The plan of operation for the Terronera mill is to achieve the design capacity production rate of 1,600 tpd over a three-month ramp-up period. At this design throughput the LOM for the Project is estimated at 10 years.

The ROM material will be transported to a coarse material storage patio with haul trucks. The crushing circuit is designed to process 1,600 dry tpd in 16 hours of operation. The beneficiation plant will operate continuously 365 days per annum. The beneficiation plant availability is assumed to be 92%. The bulk density of the ROM material is anticipated to be 2.61 t/m3 with average moisture content of 4%. The beneficiation plant will produce a precious metal bearing concentrate as final product.

The processing methodology selected consists of the following processing circuits:

 Stock pile (2,000 t capacity)

 Crushing plant (three stage - closed circuit - 1,600 tpd capacity)

 Fine ore storage (1,600 t capacity)

 Primary grinding (1,600 tpd capacity)

 Flotation (1,600 tpd capacity)

 Flash flotation

 Roughers

 First and second cleaners

 Final concentrate sedimentation and filtration (1,600 tpd capacity)

 Final concentrate storage and shipping (1,600 tpd capacity)

 Tailings sedimentation (1,600 tpd capacity)

 Reclaimed and fresh water systems

 Dry tailings filter plant

 Dry stack TSF.

An overall process flow diagram showing the unit operations in the selected process flowsheet is presented in Figure 1-5.               


Source: Ausenco, June 2020

Figure 1-5 Overall Process Flow Sheet


1.16 Project Infrastructure

The overall site plan in Figure 1-6 shows the location of the proposed major project facilities, such as Terronera and La Luz mines, process plant, TSF, waste rock facilities, power plant, access road, and accommodations camp.

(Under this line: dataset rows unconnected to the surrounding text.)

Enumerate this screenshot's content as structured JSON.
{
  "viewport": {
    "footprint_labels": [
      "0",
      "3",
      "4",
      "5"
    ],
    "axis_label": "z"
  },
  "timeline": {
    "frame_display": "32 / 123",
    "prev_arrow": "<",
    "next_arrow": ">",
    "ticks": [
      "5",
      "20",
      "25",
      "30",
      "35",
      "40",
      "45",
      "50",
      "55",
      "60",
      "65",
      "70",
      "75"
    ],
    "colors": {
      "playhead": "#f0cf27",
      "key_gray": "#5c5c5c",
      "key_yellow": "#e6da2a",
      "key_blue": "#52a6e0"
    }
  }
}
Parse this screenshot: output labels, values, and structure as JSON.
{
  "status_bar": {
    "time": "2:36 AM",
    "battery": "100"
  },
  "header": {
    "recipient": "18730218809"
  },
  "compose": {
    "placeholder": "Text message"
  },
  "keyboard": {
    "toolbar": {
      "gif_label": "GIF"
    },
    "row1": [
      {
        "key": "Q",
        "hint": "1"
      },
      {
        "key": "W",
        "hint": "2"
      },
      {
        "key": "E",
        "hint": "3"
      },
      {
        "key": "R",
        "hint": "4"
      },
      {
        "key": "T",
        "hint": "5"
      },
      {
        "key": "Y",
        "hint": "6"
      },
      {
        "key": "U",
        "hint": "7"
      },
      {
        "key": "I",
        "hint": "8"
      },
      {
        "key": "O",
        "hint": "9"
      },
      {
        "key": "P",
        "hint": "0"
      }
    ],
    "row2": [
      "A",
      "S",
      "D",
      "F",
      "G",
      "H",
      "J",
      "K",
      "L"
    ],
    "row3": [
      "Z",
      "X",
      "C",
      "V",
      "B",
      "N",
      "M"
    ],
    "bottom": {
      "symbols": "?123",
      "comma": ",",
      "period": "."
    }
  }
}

Source: Ausenco, June 2020

Figure 1-6 Map of Proposed Mine Surface Facilities Layout

1.16.1 Access

Existing infrastructure consists of a public access road that connects Puerto Vallarta with the local communities and the Terronera Project site area. The internal existing road will be upgraded to standard driving width. The roads inside the plant area will generally be 6 m wide, made of bulk earthworks pads to ensure drainage. New accesses will be built for infrastructure areas.

1.16.2 Power

The total power requirement at Terronera site is estimated at 4.85 MW for the entire site and an additional 1 MW for the camp (operating load). Power to the entire site, except for the camp, will be supplied through an onsite power generation plant, which comprises both LNG and solar power generation facilities. Power to the camp will be supplied by a power line connected to the local utility.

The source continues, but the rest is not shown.